What is it about the human condition that makes us crumple up plastic bags and stick them in a bigger plastic bag and then stick that plastic bag under the sink never to be seen or heard from again
You should always choose B) on multiple choice tests because it looks like a cool sunglasses face. That guy knows what he’s talking about.
“I’m still a virgin”
-theres plenty of fish in the sea
“Ur right. I’ll find someone”
-no, I mean u should give up & be a lonely fisherman
(Date)
“What’s wrong?”
Oh nothing I’m just a nervous hummer
“Aw how cute!!”
*perfectly hums the entire Jurassic Park theme at full volume*
Just realized the laundry detergent has been in the refrigerator for 3 days, in case you’re looking for a business manager.
“IT BURNS!”
-My 2 year-old, drinking room temperature water.
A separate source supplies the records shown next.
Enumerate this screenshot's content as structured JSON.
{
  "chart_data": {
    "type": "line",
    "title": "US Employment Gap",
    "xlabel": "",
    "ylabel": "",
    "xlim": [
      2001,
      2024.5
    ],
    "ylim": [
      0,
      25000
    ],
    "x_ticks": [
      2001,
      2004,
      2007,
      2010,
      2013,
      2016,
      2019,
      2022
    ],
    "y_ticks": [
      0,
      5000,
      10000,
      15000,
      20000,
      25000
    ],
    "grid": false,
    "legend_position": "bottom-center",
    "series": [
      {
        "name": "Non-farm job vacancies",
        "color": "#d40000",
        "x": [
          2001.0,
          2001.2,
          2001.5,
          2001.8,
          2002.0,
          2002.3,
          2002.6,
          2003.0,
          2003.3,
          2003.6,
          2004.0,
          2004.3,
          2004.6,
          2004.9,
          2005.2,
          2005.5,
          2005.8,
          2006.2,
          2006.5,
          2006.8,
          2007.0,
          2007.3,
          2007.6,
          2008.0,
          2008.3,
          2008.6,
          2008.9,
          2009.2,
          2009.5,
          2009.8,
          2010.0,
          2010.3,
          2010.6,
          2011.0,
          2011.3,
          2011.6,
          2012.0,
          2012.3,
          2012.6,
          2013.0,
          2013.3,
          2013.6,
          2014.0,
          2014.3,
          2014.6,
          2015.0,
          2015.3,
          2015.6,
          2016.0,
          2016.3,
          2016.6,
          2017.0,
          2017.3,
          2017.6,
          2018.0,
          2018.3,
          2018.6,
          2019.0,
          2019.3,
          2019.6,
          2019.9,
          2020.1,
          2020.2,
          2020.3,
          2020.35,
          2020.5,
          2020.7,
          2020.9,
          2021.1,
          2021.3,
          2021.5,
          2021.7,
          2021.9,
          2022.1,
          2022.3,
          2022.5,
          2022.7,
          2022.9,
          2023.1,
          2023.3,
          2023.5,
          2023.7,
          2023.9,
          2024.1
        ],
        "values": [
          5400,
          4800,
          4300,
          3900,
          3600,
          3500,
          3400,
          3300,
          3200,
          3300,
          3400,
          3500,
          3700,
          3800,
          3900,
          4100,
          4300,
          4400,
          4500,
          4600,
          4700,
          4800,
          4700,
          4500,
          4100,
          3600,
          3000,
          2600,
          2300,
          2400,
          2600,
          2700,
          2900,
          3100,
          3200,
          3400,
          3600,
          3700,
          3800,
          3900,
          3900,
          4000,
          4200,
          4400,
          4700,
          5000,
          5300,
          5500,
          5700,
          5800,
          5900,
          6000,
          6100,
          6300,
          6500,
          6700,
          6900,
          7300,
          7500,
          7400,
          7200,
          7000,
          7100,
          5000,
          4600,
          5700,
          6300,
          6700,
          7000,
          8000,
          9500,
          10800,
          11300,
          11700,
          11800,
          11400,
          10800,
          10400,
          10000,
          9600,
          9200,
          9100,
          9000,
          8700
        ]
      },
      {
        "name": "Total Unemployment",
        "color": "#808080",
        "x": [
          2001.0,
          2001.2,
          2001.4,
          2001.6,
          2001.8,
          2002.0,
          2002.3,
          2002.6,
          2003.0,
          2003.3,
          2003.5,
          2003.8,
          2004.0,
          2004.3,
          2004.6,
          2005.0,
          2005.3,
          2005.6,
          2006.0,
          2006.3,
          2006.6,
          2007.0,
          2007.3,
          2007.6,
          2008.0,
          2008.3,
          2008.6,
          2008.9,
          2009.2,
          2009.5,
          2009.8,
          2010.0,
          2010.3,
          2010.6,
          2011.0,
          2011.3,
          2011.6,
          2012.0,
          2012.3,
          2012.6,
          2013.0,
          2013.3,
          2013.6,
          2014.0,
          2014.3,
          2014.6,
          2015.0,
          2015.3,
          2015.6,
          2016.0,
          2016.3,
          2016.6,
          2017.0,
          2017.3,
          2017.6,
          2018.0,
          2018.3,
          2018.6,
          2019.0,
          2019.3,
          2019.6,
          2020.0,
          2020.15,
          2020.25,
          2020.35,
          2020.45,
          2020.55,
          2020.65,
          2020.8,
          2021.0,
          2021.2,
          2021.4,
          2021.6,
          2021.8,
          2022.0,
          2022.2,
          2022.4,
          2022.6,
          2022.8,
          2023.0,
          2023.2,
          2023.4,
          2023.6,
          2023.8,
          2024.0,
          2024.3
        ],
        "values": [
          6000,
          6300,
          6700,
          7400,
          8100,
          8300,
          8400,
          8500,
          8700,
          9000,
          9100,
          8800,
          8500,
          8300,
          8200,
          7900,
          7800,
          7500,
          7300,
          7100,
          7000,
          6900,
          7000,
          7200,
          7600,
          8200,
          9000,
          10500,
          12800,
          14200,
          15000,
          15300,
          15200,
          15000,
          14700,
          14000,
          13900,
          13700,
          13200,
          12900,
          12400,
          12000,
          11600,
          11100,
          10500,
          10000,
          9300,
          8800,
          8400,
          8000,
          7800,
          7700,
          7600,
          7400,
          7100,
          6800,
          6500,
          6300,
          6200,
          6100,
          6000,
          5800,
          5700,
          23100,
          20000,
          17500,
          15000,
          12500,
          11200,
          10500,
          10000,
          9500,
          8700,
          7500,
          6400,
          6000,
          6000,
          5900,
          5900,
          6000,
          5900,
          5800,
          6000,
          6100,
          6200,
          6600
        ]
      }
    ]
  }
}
Thoughts & prayers for my son who thought his phone was charging overnight only to find he must go to school on 6%.
Can you people that don’t use your own picture for an avi stop flirting for crying out loud a lighthouse hit on me this morning!
Some people around here retweet like it’s coming out of their booze allowance.
Horror reviews are my favorite thing because they’ll be like “This book is vile. It gave me mono and siphoned all the gas from my car. It is a literal cursed object and I don’t feel safe around it. Five huge stars.”
Do I hate when people answer their own questions? Yes.